Back then, Clavon and Penrose were launching at around $1,500 to $1,600 psf, and AMO was about $1,800 psf. In comparison, resale options like a three-bedroom at Thomson 800 were going for around $2.3 million. To put it in perspective, if he had bought the AMO unit he was once offered, the profit could have been around $358,000 on just a 579-day holding period. Today, the same stack has already climbed from $1,890 psf at launch to about $2,359 psf.

And this isn’t just about one project. If he were to buy today, most new launches — even in non-central regions — are already above $2,100 psf. Every cycle of hesitation closed more doors, and every year that passed raised the bar for entry higher. Asked whether the client was unlucky or just indecisive, S shrugs:

“Probably a mix of both. But after nine launches across four years, it was clear he had stalled himself out of the market.”

The worst part? The client never even bought anything in the end. “I lost contact with him, so I don’t know if he ever did. But this happens very often; people don’t recognise a good deal until they’ve already missed it.”

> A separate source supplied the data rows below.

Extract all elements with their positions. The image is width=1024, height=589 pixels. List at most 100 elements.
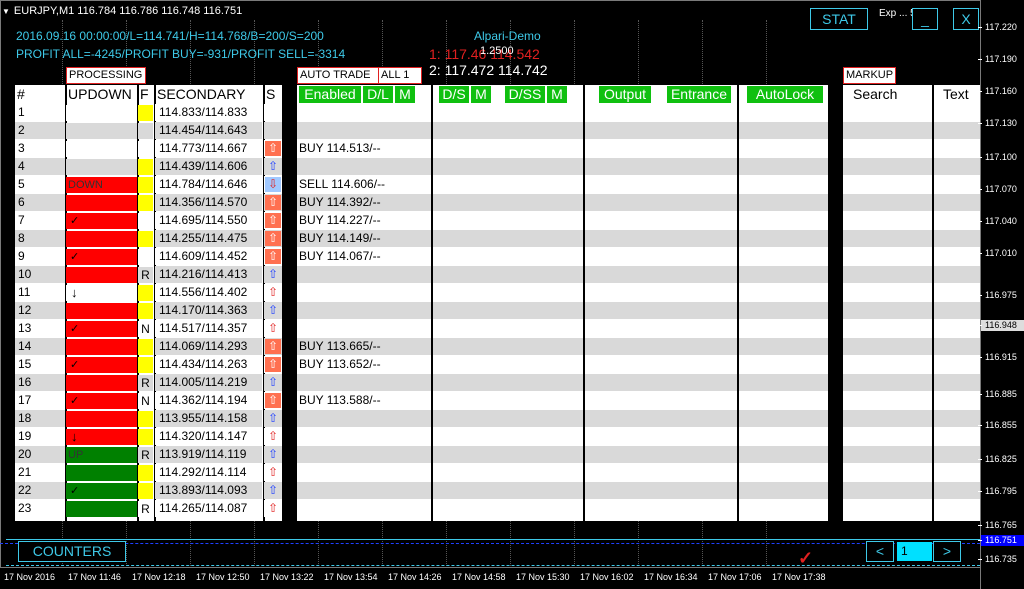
price-label: 116.855	[978, 420, 1024, 431]
trade-cell	[739, 356, 828, 373]
secondary-value: 114.320/114.147	[155, 428, 262, 445]
trade-cell	[433, 500, 583, 517]
auto-entrance-button[interactable]: Entrance	[667, 86, 731, 103]
prev-page-button[interactable]: <	[866, 541, 894, 562]
trade-cell	[585, 176, 737, 193]
arrow-down-icon: ⇩	[265, 177, 281, 192]
auto-enabled-button[interactable]: Enabled	[299, 86, 361, 103]
chart-title: ▼ EURJPY,M1 116.784 116.786 116.748 116.…	[2, 3, 242, 19]
auto-dss-button[interactable]: D/SS	[505, 86, 545, 103]
price-label: 116.751	[978, 535, 1024, 546]
trade-cell	[585, 122, 737, 139]
check-icon: ✓	[70, 359, 80, 371]
row-number: 15	[15, 356, 65, 373]
stat-button[interactable]: STAT	[810, 8, 868, 30]
auto-autolock-button[interactable]: AutoLock	[747, 86, 823, 103]
trade-cell: BUY 114.227/--	[297, 212, 431, 229]
time-label: 17 Nov 14:26	[388, 572, 442, 582]
s-cell: ⇧	[264, 230, 282, 247]
f-cell	[138, 177, 153, 193]
trade-cell	[585, 410, 737, 427]
markup-text-cell	[934, 158, 980, 175]
trade-cell	[433, 410, 583, 427]
s-cell: ⇧	[264, 500, 282, 517]
markup-search-cell	[843, 428, 932, 445]
trade-cell	[739, 446, 828, 463]
markup-search-cell	[843, 140, 932, 157]
markup-text-cell	[934, 428, 980, 445]
f-cell	[138, 339, 153, 355]
row-number: 11	[15, 284, 65, 301]
trade-cell	[585, 374, 737, 391]
markup-search-cell	[843, 248, 932, 265]
trade-cell	[739, 302, 828, 319]
close-button[interactable]: X	[953, 8, 979, 30]
time-label: 17 Nov 11:46	[68, 572, 121, 582]
auto-m-button[interactable]: M	[547, 86, 567, 103]
all-filter-label[interactable]: ALL 1	[378, 67, 422, 84]
secondary-value: 114.362/114.194	[155, 392, 262, 409]
f-cell	[138, 303, 153, 319]
row-number: 16	[15, 374, 65, 391]
next-page-button[interactable]: >	[933, 541, 961, 562]
auto-ds-button[interactable]: D/S	[439, 86, 469, 103]
auto-m-button[interactable]: M	[471, 86, 491, 103]
header-f: F	[138, 86, 153, 104]
row-number: 1	[15, 104, 65, 121]
markup-search-cell	[843, 230, 932, 247]
auto-output-button[interactable]: Output	[599, 86, 651, 103]
auto-dl-button[interactable]: D/L	[363, 86, 393, 103]
broker-name: Alpari-Demo	[474, 29, 541, 43]
chart-title-text: EURJPY,M1 116.784 116.786 116.748 116.75…	[13, 5, 243, 17]
markup-text-cell	[934, 104, 980, 121]
arrow-up-icon: ⇧	[265, 213, 281, 228]
trade-cell	[433, 122, 583, 139]
trade-cell	[585, 158, 737, 175]
trade-cell	[585, 356, 737, 373]
markup-table: Search Text	[843, 85, 980, 521]
trade-cell	[433, 392, 583, 409]
trade-cell	[739, 392, 828, 409]
f-cell: R	[138, 267, 153, 283]
counters-button[interactable]: COUNTERS	[18, 541, 126, 562]
f-cell	[138, 429, 153, 445]
header-number: #	[15, 86, 65, 104]
markup-text-cell	[934, 176, 980, 193]
trade-cell	[739, 266, 828, 283]
time-axis: 17 Nov 2016 17 Nov 11:46 17 Nov 12:18 17 No…	[0, 567, 980, 589]
secondary-value: 114.556/114.402	[155, 284, 262, 301]
trade-cell	[739, 428, 828, 445]
trade-cell	[585, 194, 737, 211]
markup-search-cell	[843, 266, 932, 283]
row-number: 12	[15, 302, 65, 319]
markup-text-cell	[934, 410, 980, 427]
updown-cell	[66, 123, 137, 139]
price-label: 116.885	[978, 389, 1024, 400]
dropdown-triangle-icon[interactable]: ▼	[2, 7, 10, 16]
time-label: 17 Nov 16:02	[580, 572, 634, 582]
markup-search-cell	[843, 374, 932, 391]
trade-cell	[433, 428, 583, 445]
markup-text-cell	[934, 194, 980, 211]
markup-text-cell	[934, 248, 980, 265]
s-cell: ⇧	[264, 320, 282, 337]
auto-m-button[interactable]: M	[395, 86, 415, 103]
minimize-button[interactable]: _	[912, 8, 938, 30]
trade-cell	[433, 464, 583, 481]
s-cell: ⇧	[264, 302, 282, 319]
secondary-value: 114.255/114.475	[155, 230, 262, 247]
arrow-up-icon: ⇧	[265, 195, 281, 210]
secondary-value: 114.609/114.452	[155, 248, 262, 265]
auto-trade-label: AUTO TRADE	[297, 67, 379, 84]
arrow-up-icon: ⇧	[267, 159, 279, 173]
page-number[interactable]: 1	[897, 542, 932, 561]
markup-search-cell	[843, 338, 932, 355]
markup-text-cell	[934, 392, 980, 409]
markup-search-cell	[843, 158, 932, 175]
arrow-up-icon: ⇧	[267, 465, 279, 479]
row-number: 13	[15, 320, 65, 337]
updown-cell	[66, 141, 137, 157]
secondary-value: 113.919/114.119	[155, 446, 262, 463]
info-line-2: PROFIT ALL=-4245/PROFIT BUY=-931/PROFIT …	[16, 47, 346, 61]
trade-cell	[739, 482, 828, 499]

S’s advice for anyone still stuck in “wait and see” mode is blunt but to the point: “Time is the only commodity you can’t buy back. Maybe you’ll find a better deal in the future, but it’ll always come at the expense of ‘I should have.'”

A lot of this boils down to the myth of the “perfect property”

While S’s client was an extreme example, other realtors have said this isn’t unusual. There is a subset of homebuyers who are perfectionists: they believe they shouldn’t act until they find a property that ticks every box: close to work, close to school, close to an MRT station, cheaper than surrounding projects, future upgrades in the neighbourhood, and on and on.

But the reality is, some degree of compromise is better than nothing. It’s almost impossible to find the “perfect” property purchase that meets every requirement, and while you spend too long trying to find this proverbial unicorn, the real market could be zooming past your comfortable price point.